Bayer process is used to treat bauxite with high Al-Si ratio, with simple process and high product quality, and its economic effect is far better than other methods. When it is used to treat gibbsite bauxite which is easy to dissolve out, its advantages are even more outstanding. At present, more than 9% of alumina and aluminum hydroxide produced in the world are produced by Bayer process. Due to the particularity of bauxite resources in China, at present about 5% of alumina in China is produced by Bayer process.
The process of combining Bayer process and sintering process is called combined production process. The combination method can be divided into parallel combination method, series combination method and mixed combination method. What method is used to produce alumina is mainly determined by the grade of bauxite (that is, the aluminum-silicon ratio of ore). From the general technical and economic point of view, the sintering method is usually used when the aluminum-silicon ratio of ore is about 3; Bayer process can be used for ores with Al-Si ratio higher than 1. When the grade of bauxite is between the two, the combined method can be used to give full play to the respective advantages of Bayer process and sintering process and achieve better technical and economic indicators.
At present, the annual output of alumina in the world is about 55 million tons, and that in China is about 6.8 million tons.
(II) Production methods of primary aluminum, aluminum alloys and aluminum materials
At present, the only method for industrial production of primary aluminum is Hall-Elu aluminum electrolysis. It was invented in 1886 by Hall of America and Elu of France. Hall-Elu aluminum electrolysis method is an electrolyte composed of alumina as raw material and cryolite (Na3AlF6) as flux. At 95-97℃, the alumina in the electrolyte melt is decomposed into aluminum and oxygen by electrolysis. Aluminum precipitates in the form of liquid phase at the carbon cathode, and oxygen escapes in the form of carbon dioxide gas at the carbon anode. For every ton of primary aluminum produced, 1.5 tons of carbon dioxide can be produced, and the comprehensive power consumption is about 15kwh.
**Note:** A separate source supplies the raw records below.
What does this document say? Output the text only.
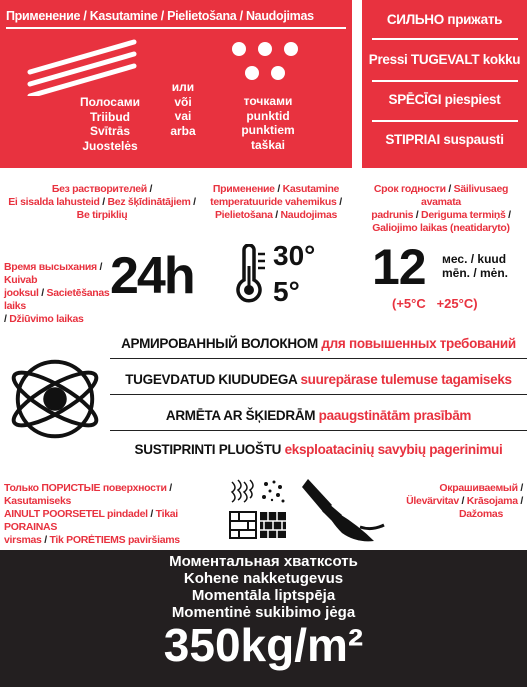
Применение / Kasutamine / Pielietošana / Naudojimas
Полосами
Triibud
Svītrās
Juostelės
или
või
vai
arba
точками
punktid
punktiem
taškai
СИЛЬНО прижать
Pressi TUGEVALT kokku
SPĒCĪGI piespiest
STIPRIAI suspausti
Без растворителей /
Ei sisalda lahusteid / Bez šķīdinātājiem /
Be tirpiklių
Время высыхания / Kuivab
jooksul / Sacietēšanas laiks
/ Džiūvimo laikas
24h
Применение / Kasutamine
temperatuuride vahemikus /
Pielietošana / Naudojimas
30°
5°
Срок годности / Säilivusaeg avamata
padrunis / Deriguma termiņš /
Galiojimo laikas (neatidaryto)
12 мес. / kuud
mēn. / mėn.
(+5°C   +25°C)
АРМИРОВАННЫЙ ВОЛОКНОМ для повышенных требований
TUGEVDATUD KIUDUDEGA suurepärase tulemuse tagamiseks
ARMĒTA AR ŠĶIEDRĀM paaugstinātām prasībām
SUSTIPRINTI PLUOŠTU eksploatacinių savybių pagerinimui
Только ПОРИСТЫЕ поверхности / Kasutamiseks
AINULT POORSETEL pindadel / Tikai PORAINAS
virsmas / Tik PORĖTIEMS paviršiams
Окрашиваемый /
Ülevärvitav / Krāsojama /
Dažomas
Моментальная хватксоть
Kohene nakketugevus
Momentāla liptspēja
Momentinė sukibimo jėga
350kg/m²
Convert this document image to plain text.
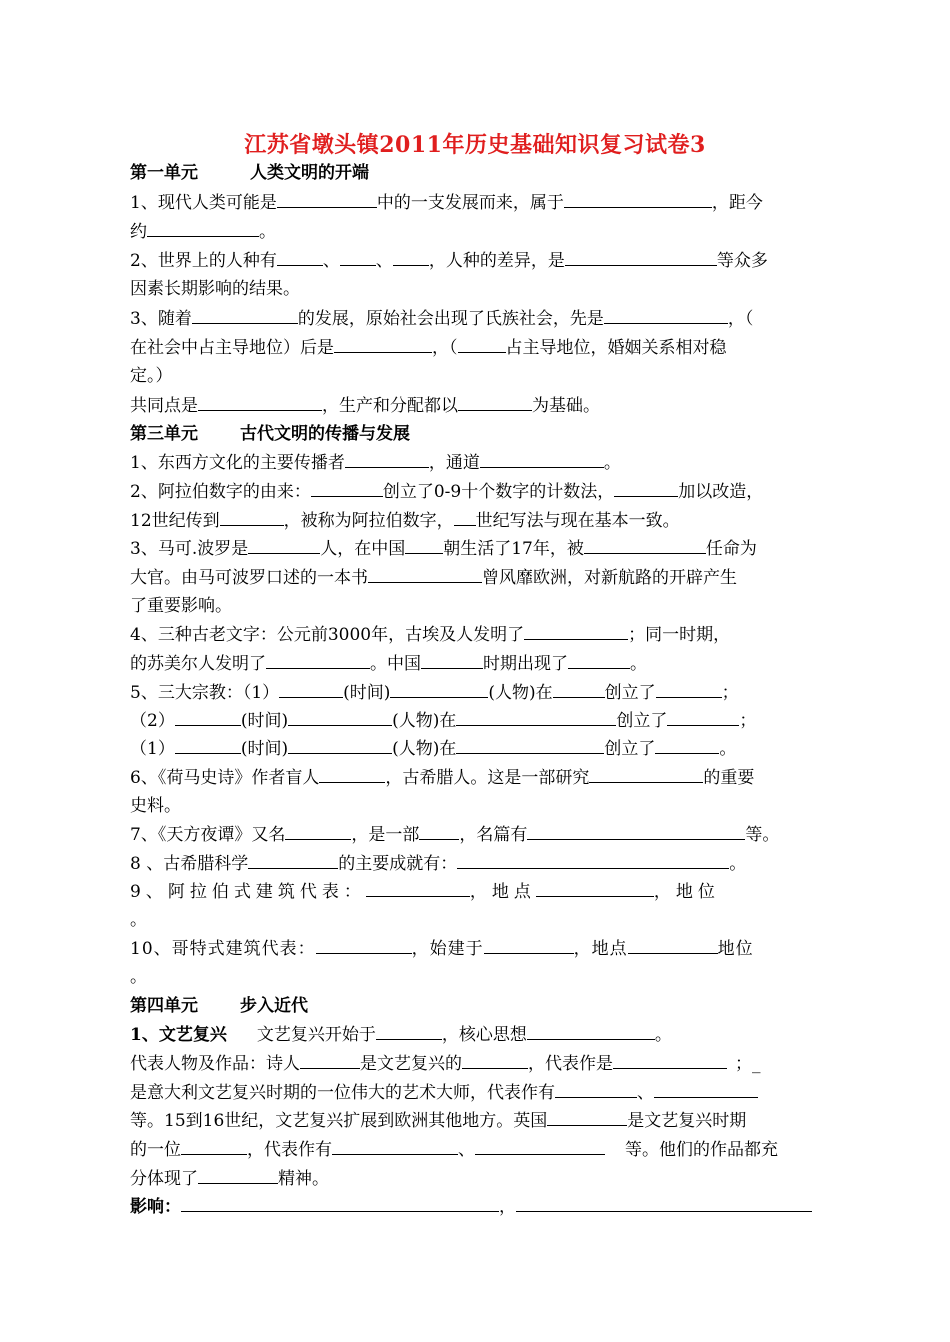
江苏省墩头镇2011年历史基础知识复习试卷3
第一单元	人类文明的开端
1、现代人类可能是	中的一支发展而来，属于	，距今
约	。
2、世界上的人种有	、 、 ，人种的差异，是	等众多
因素长期影响的结果。
3、随着	的发展，原始社会出现了氏族社会，先是	，（
在社会中占主导地位）后是	，（	占主导地位，婚姻关系相对稳
定。）
共同点是	，生产和分配都以	为基础。
第三单元 古代文明的传播与发展
1、东西方文化的主要传播者	，通道	。
2、阿拉伯数字的由来：	创立了0-9十个数字的计数法，	加以改造，
12世纪传到	，被称为阿拉伯数字， 世纪写法与现在基本一致。
3、马可.波罗是	人，在中国 朝生活了17年，被	任命为
大官。由马可波罗口述的一本书	曾风靡欧洲，对新航路的开辟产生
了重要影响。
4、三种古老文字：公元前3000年，古埃及人发明了	；同一时期，
的苏美尔人发明了	。中国	时期出现了	。
5、三大宗教：（1）	(时间)	(人物)在	创立了	；
（2）	(时间)	(人物)在	创立了	；
（1）	(时间)	(人物)在	创立了	。
6、《荷马史诗》作者盲人	，古希腊人。这是一部研究	的重要
史料。
7、《天方夜谭》又名	，是一部 ，名篇有	等。
8 、古希腊科学	的主要成就有：	。
9、阿拉伯式建筑代表：	，地点	，地位
。
10、哥特式建筑代表：	，始建于	，地点	地位
。
第四单元 步入近代
1、文艺复兴 文艺复兴开始于	，核心思想	。
代表人物及作品：诗人	是文艺复兴的	，代表作是	；_
是意大利文艺复兴时期的一位伟大的艺术大师，代表作有	、
等。15到16世纪，文艺复兴扩展到欧洲其他地方。英国	是文艺复兴时期
的一位	，代表作有	、	等。他们的作品都充
分体现了	精神。
影响：	，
industrial aluminum reduction cells can be generally divided into three types: side-inserted anode self-baking cell, up-inserted anode self-baking cell and prebaked anode cell. Self-baking cell technology is being gradually eliminated because of its high electricity consumption in electrolysis process and unfavorable to environmental protection. At present, the annual output of primary aluminum in the world is about 28 million tons, and that in China is about 7 million tons.
if necessary, the primary aluminum obtained by electrolysis can be refined to obtain high-purity aluminum. At present, the main production method of aluminum alloy is fusion blending. Because aluminum and its alloys have excellent machinability, plates, strips, foils, pipes, wires and other profiles are produced by forging, casting, rolling, punching and pressing.